Minimizing DFA using Hopcroft's algorithm?

Hello experts!
So I constructed a DFA from an NFA constructed from a regular expression, the task was to minimize the DFA using Hopcroft's algorithm. My DFA is represented as a JSON object and looks like this:

{
  0: [{
    from: 97,
    to: 97,
    shift: 1
  }],
  1: [{
    from: 97,
    to: 97,
    shift: 3
  }, {
    from: 98,
    to: 98,
    shift: 2
  }],
  2: [{
    from: 98,
    to: 98,
    shift: 4
  }],
  3: [{
    from: 97,
    to: 97,
    shift: 3
  }, {
    from: 98,
    to: 98,
    shift: 4
  }],
  4: [{
    from: 98,
    to: 98,
    shift: 4
  }]
}

The keys of the object, respectively, are the numbers of the states (0 is the starting state), each state is an array of objects, each of which is an interval of characters (from, to) and the state to which the transition must be made (shift).
I would like to get the minimum DFA from the presented. One method is to construct a table of pairs of states using Hopcroft's algorithm, then go through the table and find identical states (those that go to the same states for the same symbols).

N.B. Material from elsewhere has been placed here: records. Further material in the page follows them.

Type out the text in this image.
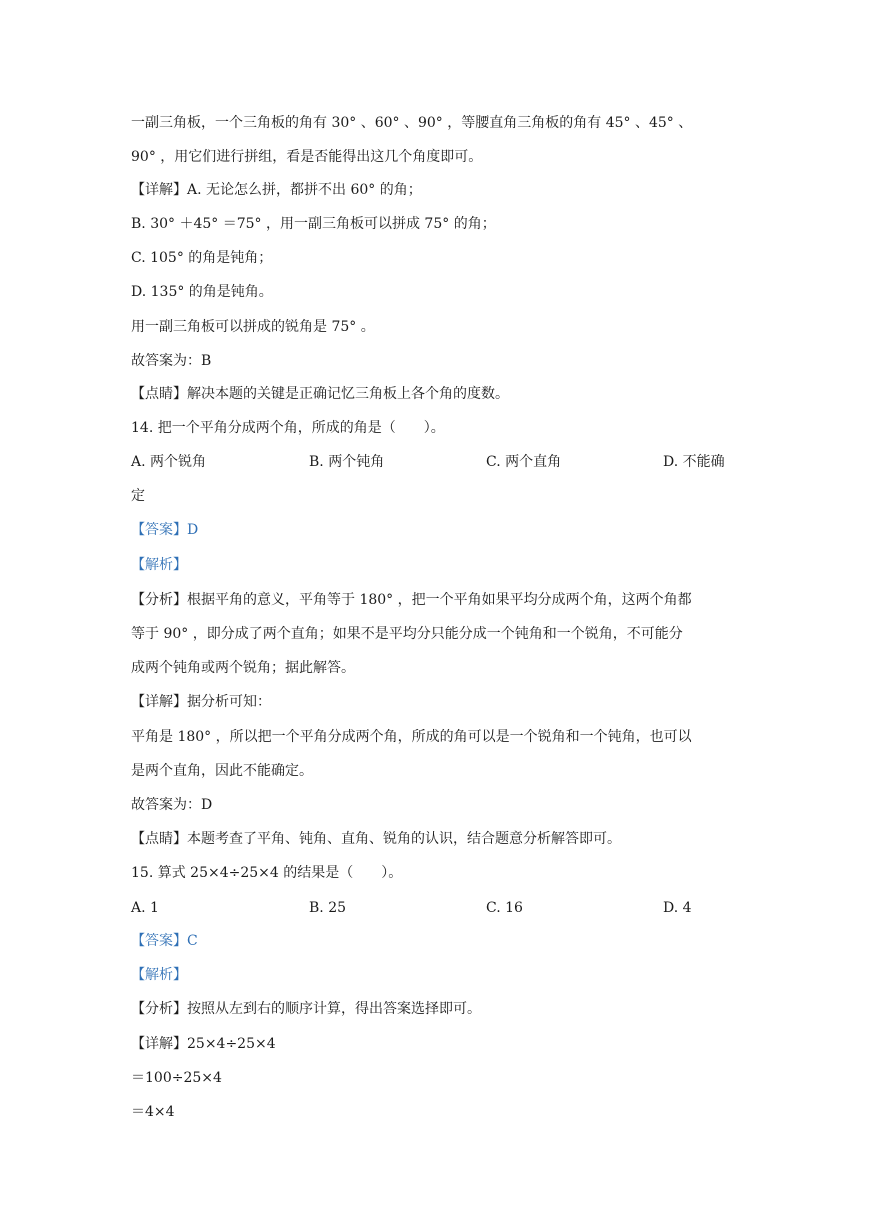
一副三角板，一个三角板的角有 30° 、60° 、90° ，等腰直角三角板的角有 45° 、45° 、
90° ，用它们进行拼组，看是否能得出这几个角度即可。
【详解】A. 无论怎么拼，都拼不出 60° 的角；
B. 30° ＋45° ＝75° ，用一副三角板可以拼成 75° 的角；
C. 105° 的角是钝角；
D. 135° 的角是钝角。
用一副三角板可以拼成的锐角是 75° 。
故答案为：B
【点睛】解决本题的关键是正确记忆三角板上各个角的度数。
14. 把一个平角分成两个角，所成的角是（　　）。
A. 两个锐角	B. 两个钝角	C. 两个直角	D. 不能确
定
【答案】D
【解析】
【分析】根据平角的意义，平角等于 180° ，把一个平角如果平均分成两个角，这两个角都
等于 90° ，即分成了两个直角；如果不是平均分只能分成一个钝角和一个锐角，不可能分
成两个钝角或两个锐角；据此解答。
【详解】据分析可知：
平角是 180° ，所以把一个平角分成两个角，所成的角可以是一个锐角和一个钝角，也可以
是两个直角，因此不能确定。
故答案为：D
【点睛】本题考查了平角、钝角、直角、锐角的认识，结合题意分析解答即可。
15. 算式 25×4÷25×4 的结果是（　　）。
A. 1	B. 25	C. 16	D. 4
【答案】C
【解析】
【分析】按照从左到右的顺序计算，得出答案选择即可。
【详解】25×4÷25×4
＝100÷25×4
＝4×4
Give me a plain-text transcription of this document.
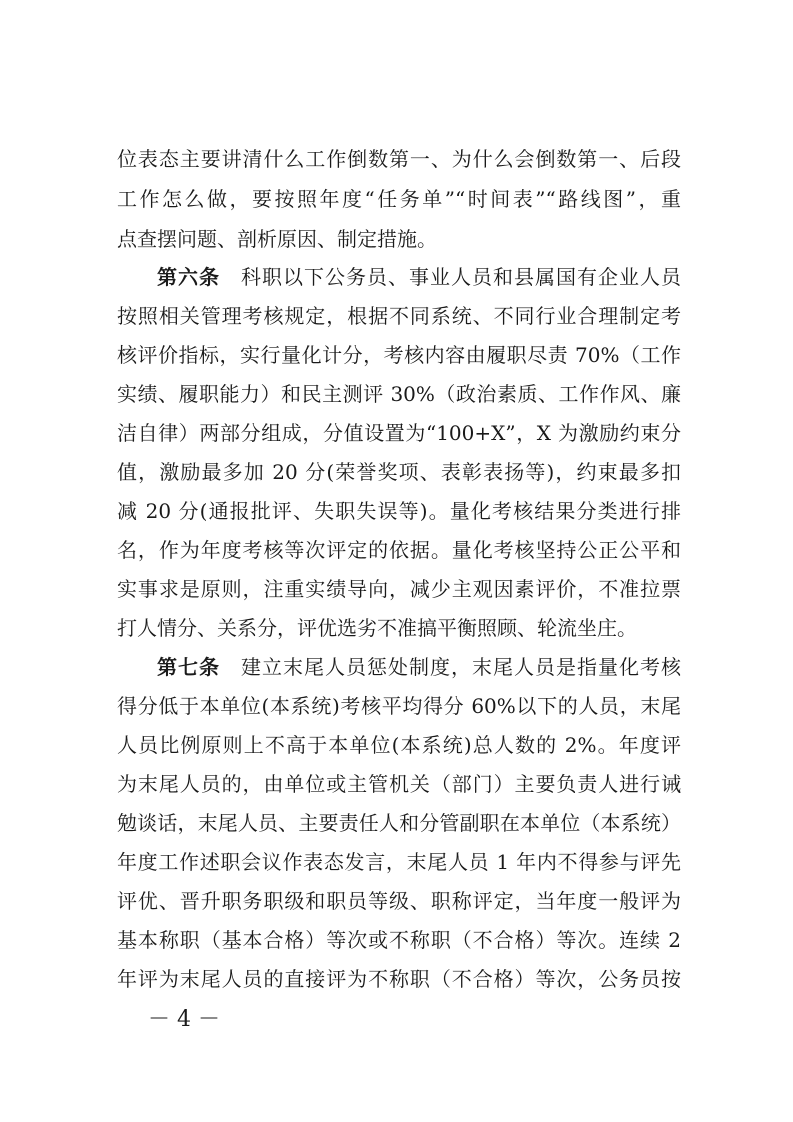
位表态主要讲清什么工作倒数第一、为什么会倒数第一、后段
工作怎么做，要按照年度“任务单”“时间表”“路线图”，重
点查摆问题、剖析原因、制定措施。
第六条  科职以下公务员、事业人员和县属国有企业人员
按照相关管理考核规定，根据不同系统、不同行业合理制定考
核评价指标，实行量化计分，考核内容由履职尽责 70%（工作
实绩、履职能力）和民主测评 30%（政治素质、工作作风、廉
洁自律）两部分组成，分值设置为“100+X”，X 为激励约束分
值，激励最多加 20 分(荣誉奖项、表彰表扬等)，约束最多扣
减 20 分(通报批评、失职失误等)。量化考核结果分类进行排
名，作为年度考核等次评定的依据。量化考核坚持公正公平和
实事求是原则，注重实绩导向，减少主观因素评价，不准拉票
打人情分、关系分，评优选劣不准搞平衡照顾、轮流坐庄。
第七条  建立末尾人员惩处制度，末尾人员是指量化考核
得分低于本单位(本系统)考核平均得分 60%以下的人员，末尾
人员比例原则上不高于本单位(本系统)总人数的 2%。年度评
为末尾人员的，由单位或主管机关（部门）主要负责人进行诫
勉谈话，末尾人员、主要责任人和分管副职在本单位（本系统）
年度工作述职会议作表态发言，末尾人员 1 年内不得参与评先
评优、晋升职务职级和职员等级、职称评定，当年度一般评为
基本称职（基本合格）等次或不称职（不合格）等次。连续 2
年评为末尾人员的直接评为不称职（不合格）等次，公务员按
－ 4 －
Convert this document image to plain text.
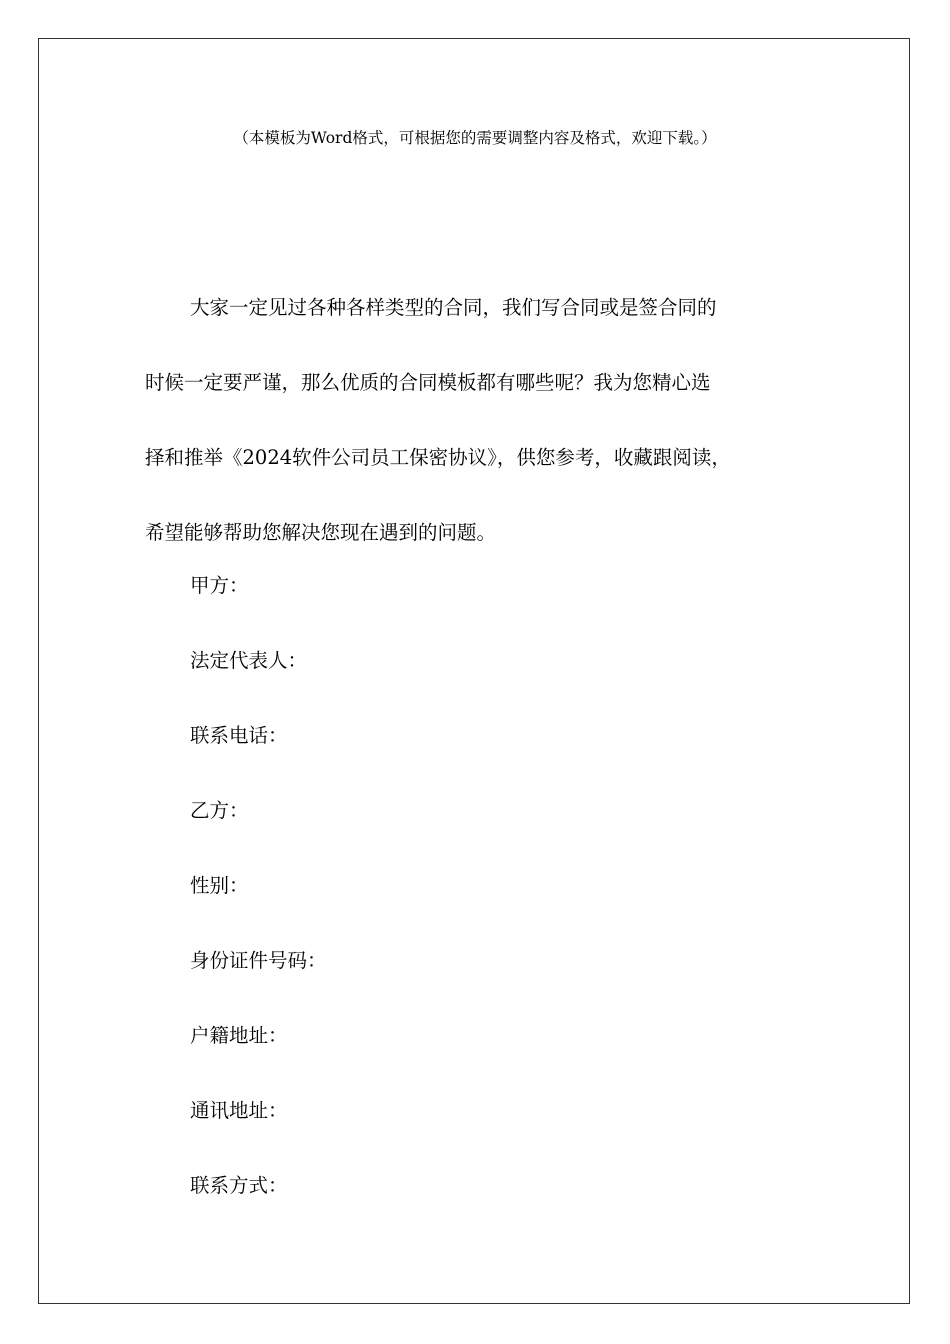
（本模板为Word格式，可根据您的需要调整内容及格式，欢迎下载。）
大家一定见过各种各样类型的合同，我们写合同或是签合同的
时候一定要严谨，那么优质的合同模板都有哪些呢？我为您精心选
择和推举《2024软件公司员工保密协议》，供您参考，收藏跟阅读，
希望能够帮助您解决您现在遇到的问题。
甲方：
法定代表人：
联系电话：
乙方：
性别：
身份证件号码：
户籍地址：
通讯地址：
联系方式：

I don't fully understand how minimization works in Hopcroft's algorithm, but what I understand makes me think that it can be done more simply.
So my minimization algorithm is as follows:
1. For each state (denoted as 0, 1, 2, 3, 4 in my example), you need to get a unique hash identifying it (for example, for state 0 it will be: from=97,to=97,shift=1, for state 1 it will be: from=97,to=97,shift=3&from=98,to=98,shift=2 and so on...)
2. Compare the received hashes and if we find two identical, then the states for which they were generated can be glue together (merge). In my example, the hash of state 2 will be: from=98&shift=4&to=98, and the hash of state 4 will be: from=98&shift=4&to=98, they are the same, so we can glue them together to get a new state 5, after that DFA will be look like this:

{
  0: [{
    from: 97,
    to: 97,
    shift: 1
  }],
  1: [{
    from: 97,
    to: 97,
    shift: 3
  }, {
    from: 98,
    to: 98,
    shift: 5
  }],
  3: [{
    from: 97,
    to: 97,
    shift: 3
  }, {
    from: 98,
    to: 98,
    shift: 5
  }],
  5: [{
    from: 98,
    to: 98,
    shift: 5
  }]
}

3. Repeat steps 1, 2 until we have no states with matching hashes, for example, the next step is to merge states 1 and 3 to create a new state 6, which will give us the following DFA:

{
  0: [{
    from: 97,
    to: 97,
    shift: 6
  }],
  6: [{
    from: 97,
    to: 97,
    shift: 6
  }, {
    from: 98,
    to: 98,
    shift: 5
  }],
  5: [{
    from: 98,
    to: 98,
    shift: 5
  }]
}

4. There are no more identical states, so we are done.
Now the actual question ... is this bicycle invented by me similar in the result (and general meaning) to Hopcroft's algorithm?